According to a UN communiqué, in its conclusions the committee welcomed the establishment of the Ministry of Amerindians Affairs led by a woman of Amerindian descent.

It recommended that the state party raise the age of the minimum sexual consent and the minimum age of criminal responsibility to an internationally acceptable one.

Guyana must also ensure that the National Policy on the Rights of People with Disabilities addressed children's rights, taking into account the provision for non-discrimination, accessibility to all services including public buildings and transportation.
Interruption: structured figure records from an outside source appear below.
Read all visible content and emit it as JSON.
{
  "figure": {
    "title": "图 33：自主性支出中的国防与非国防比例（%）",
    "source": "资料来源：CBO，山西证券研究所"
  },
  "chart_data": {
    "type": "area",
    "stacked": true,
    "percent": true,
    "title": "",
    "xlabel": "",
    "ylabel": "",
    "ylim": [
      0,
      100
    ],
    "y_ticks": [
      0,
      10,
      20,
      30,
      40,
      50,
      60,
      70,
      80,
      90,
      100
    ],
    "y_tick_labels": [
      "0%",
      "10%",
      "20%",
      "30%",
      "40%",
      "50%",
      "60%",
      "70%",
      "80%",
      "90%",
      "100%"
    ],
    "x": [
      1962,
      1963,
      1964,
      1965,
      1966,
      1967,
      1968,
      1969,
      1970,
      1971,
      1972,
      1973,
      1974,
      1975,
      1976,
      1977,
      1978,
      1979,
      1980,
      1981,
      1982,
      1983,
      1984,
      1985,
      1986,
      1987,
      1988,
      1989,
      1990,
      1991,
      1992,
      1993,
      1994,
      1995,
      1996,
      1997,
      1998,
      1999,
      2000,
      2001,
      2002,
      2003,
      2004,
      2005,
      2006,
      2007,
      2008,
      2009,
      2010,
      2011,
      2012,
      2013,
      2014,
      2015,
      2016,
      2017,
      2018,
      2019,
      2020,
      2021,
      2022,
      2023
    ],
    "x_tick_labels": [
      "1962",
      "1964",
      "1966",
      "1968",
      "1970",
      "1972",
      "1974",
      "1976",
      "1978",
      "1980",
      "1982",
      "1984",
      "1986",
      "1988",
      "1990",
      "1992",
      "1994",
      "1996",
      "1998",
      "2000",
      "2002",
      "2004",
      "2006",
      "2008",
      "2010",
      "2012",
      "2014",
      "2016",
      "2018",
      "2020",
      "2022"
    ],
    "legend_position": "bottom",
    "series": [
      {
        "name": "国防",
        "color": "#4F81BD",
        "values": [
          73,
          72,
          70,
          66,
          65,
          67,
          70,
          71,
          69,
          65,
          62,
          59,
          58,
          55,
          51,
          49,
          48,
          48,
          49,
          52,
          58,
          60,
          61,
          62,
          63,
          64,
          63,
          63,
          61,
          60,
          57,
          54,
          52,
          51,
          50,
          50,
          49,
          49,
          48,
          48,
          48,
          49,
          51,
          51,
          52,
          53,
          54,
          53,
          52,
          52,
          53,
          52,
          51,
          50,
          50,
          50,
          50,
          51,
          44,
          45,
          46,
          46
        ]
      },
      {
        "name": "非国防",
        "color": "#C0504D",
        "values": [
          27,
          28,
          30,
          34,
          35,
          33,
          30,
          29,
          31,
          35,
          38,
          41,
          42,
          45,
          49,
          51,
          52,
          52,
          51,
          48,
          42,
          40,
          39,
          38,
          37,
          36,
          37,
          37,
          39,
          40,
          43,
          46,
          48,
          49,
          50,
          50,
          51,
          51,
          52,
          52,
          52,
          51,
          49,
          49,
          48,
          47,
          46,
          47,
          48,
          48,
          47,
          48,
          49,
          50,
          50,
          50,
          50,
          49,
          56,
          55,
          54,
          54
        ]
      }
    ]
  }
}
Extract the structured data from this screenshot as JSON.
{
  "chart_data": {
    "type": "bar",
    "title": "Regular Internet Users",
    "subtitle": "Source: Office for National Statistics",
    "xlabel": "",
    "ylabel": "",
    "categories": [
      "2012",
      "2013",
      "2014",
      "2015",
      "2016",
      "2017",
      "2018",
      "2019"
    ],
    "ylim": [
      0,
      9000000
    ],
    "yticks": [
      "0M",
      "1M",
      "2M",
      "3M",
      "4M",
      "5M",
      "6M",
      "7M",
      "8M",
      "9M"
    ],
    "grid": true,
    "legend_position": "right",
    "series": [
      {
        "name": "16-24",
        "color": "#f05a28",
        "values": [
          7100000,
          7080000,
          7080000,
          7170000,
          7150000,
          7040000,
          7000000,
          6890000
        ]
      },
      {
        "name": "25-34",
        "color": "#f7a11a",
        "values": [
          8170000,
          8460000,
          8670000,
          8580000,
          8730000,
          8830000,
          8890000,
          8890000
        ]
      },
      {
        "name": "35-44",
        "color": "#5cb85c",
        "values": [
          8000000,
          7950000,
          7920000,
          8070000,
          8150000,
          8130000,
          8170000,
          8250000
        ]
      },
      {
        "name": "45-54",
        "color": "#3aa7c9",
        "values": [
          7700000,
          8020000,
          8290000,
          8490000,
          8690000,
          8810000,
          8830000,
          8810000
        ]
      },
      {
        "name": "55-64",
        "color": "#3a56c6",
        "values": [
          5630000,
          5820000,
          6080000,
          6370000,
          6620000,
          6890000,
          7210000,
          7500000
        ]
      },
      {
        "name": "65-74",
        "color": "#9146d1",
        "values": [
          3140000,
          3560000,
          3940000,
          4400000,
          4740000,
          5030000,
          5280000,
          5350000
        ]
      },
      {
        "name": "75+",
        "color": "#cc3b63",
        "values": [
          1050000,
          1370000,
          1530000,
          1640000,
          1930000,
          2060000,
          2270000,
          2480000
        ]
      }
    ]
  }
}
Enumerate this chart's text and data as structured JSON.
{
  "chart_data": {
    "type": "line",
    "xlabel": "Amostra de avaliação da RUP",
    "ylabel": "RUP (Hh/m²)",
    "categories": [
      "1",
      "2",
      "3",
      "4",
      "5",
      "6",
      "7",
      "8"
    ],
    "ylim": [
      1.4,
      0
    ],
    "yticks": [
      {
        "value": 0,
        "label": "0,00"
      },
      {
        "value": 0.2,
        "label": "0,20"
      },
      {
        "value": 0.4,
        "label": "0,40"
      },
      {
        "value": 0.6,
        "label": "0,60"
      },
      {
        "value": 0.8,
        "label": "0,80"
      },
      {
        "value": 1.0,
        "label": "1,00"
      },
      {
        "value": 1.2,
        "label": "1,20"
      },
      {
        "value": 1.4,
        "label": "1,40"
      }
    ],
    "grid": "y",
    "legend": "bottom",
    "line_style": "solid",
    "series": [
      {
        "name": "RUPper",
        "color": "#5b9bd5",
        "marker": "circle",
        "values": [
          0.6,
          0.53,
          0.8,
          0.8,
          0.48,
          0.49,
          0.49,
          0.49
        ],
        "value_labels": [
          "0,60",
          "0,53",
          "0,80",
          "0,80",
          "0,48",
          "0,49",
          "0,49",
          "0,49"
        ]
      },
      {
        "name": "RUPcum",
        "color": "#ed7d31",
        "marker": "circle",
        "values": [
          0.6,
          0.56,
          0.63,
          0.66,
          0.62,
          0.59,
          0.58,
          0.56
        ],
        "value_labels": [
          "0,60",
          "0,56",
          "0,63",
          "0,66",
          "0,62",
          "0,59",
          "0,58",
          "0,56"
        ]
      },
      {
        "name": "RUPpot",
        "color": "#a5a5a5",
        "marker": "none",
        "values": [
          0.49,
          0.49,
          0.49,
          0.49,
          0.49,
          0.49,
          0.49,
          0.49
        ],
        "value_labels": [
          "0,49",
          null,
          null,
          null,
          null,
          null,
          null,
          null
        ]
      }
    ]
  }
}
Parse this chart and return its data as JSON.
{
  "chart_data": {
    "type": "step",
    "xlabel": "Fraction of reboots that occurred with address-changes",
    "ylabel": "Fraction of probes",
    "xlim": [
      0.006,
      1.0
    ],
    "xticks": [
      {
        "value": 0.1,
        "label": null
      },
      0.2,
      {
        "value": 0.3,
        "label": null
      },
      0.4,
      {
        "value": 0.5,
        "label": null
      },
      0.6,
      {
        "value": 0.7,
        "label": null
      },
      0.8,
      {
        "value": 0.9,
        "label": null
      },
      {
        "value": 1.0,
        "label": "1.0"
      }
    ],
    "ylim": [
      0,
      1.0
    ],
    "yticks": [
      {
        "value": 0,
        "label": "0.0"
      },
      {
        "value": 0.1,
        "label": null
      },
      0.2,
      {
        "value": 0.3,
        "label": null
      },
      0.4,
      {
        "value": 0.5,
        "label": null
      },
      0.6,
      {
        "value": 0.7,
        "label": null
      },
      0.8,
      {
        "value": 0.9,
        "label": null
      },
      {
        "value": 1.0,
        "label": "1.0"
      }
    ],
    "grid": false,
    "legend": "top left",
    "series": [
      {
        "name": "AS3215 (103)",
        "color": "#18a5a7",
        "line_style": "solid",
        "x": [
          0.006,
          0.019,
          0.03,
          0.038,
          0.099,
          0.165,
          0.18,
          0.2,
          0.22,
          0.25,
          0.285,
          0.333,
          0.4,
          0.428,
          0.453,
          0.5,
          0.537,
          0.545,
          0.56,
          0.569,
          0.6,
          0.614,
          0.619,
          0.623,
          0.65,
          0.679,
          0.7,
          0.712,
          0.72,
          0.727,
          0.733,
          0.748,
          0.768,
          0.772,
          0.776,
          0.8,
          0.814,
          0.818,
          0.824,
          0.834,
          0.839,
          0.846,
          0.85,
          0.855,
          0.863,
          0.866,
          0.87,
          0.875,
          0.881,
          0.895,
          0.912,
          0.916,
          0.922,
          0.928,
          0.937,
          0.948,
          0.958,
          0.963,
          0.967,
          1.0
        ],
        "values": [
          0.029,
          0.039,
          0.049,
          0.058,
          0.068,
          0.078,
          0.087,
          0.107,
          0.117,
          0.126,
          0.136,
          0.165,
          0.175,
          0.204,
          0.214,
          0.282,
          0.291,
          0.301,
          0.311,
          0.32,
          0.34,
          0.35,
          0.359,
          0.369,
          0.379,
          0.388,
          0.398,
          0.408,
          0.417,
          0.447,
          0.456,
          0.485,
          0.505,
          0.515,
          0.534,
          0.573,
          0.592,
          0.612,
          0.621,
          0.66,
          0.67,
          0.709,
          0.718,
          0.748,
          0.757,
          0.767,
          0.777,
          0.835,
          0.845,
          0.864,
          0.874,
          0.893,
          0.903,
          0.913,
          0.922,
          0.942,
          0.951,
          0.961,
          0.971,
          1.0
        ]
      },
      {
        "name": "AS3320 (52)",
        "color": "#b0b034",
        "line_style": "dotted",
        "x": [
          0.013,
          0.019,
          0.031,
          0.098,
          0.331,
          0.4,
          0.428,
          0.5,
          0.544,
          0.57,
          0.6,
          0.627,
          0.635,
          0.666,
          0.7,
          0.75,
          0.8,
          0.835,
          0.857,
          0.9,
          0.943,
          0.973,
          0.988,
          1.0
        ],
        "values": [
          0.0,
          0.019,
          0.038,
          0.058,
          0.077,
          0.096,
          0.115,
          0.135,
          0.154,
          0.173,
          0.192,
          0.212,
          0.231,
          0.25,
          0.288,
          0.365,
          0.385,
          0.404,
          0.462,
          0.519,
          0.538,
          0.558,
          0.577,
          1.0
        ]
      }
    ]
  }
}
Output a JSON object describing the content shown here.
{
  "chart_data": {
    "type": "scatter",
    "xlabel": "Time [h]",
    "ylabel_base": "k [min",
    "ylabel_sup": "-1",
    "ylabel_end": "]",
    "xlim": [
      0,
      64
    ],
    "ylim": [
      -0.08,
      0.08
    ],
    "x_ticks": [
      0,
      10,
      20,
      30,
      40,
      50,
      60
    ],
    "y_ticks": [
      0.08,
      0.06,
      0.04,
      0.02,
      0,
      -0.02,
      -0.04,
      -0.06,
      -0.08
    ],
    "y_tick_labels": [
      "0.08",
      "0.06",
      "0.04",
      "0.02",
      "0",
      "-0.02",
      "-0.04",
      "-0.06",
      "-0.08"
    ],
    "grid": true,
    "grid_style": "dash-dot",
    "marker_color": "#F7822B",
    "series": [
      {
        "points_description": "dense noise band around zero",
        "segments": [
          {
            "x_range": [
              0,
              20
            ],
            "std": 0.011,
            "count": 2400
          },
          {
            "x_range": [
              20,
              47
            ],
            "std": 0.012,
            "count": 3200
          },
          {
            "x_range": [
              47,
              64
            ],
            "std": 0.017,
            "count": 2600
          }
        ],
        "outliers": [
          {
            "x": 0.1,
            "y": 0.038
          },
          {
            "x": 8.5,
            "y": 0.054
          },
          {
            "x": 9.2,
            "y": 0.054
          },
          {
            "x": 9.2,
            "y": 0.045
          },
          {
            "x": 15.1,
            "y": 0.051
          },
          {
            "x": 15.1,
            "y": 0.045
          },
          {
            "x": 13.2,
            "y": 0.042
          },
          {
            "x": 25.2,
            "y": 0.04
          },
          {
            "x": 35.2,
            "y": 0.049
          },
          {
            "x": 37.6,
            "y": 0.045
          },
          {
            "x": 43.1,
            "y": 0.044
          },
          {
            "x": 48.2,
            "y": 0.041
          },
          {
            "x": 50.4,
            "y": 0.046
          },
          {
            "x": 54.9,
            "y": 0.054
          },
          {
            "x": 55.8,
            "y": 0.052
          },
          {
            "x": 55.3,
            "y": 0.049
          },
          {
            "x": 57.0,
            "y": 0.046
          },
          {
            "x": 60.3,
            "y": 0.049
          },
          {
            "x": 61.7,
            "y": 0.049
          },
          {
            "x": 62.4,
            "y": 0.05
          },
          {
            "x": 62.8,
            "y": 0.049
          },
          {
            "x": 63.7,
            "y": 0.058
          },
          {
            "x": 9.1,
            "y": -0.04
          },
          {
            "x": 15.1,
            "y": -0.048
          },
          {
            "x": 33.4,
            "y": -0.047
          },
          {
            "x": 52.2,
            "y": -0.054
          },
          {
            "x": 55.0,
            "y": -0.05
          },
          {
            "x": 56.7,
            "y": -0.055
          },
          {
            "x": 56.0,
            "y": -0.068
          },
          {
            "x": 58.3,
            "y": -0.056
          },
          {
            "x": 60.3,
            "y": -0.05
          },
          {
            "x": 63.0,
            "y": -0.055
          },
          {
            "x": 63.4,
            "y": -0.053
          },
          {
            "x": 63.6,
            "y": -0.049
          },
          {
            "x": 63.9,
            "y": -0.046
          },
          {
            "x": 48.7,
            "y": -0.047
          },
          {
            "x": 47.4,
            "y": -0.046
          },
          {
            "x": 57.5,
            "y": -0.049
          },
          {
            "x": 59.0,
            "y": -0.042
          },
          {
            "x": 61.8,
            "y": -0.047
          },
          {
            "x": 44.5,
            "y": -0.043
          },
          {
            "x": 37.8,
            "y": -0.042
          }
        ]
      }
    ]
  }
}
Reduction of mortality rates by improving prenatal care and preventing communicable diseases was also urged. Guyana should continue to strengthen measures aimed at increasing enrolment rates in primary and secondary education and to further strengthen attempts to bring dropouts back to school and other training programmes.

Pregnant teenagers should be given an opportunity to complete their education while street children need more assistance and Guyana must take all necessary measures to protect Amerindian children against discrimination and to guarantee their enjoyment of all rights recognised in the Convention.

Meanwhile the committee welcomed the constitutional reform efforts and the passage of Bill No. 6 of 2001 that provided for the establishment of constitutional commissions, including the Commission of the Rights of the Child; and the ratification of ILO Convention No. 138 concerning the Minimum Age for admission to Employment in 1998 and ILO Convention No. 182 concerning the Prohibition and Immediate Action for the Elimination of the Worst Forms of Child Labour in 2001.

But the committee noted that "the increasing debt burden, widespread poverty, racial tension and political instability have impeded progress to the full realisation of the children's rights enshrined in the Convention."

This was the third meeting of the committee with the expanded membership of 18 instead of 10 independent experts. Reports were considered from Indonesia, Guyana, Armenia, Germany, the Netherlands (including Aruba), India, Papua New Guinea, Slovenia and Japan.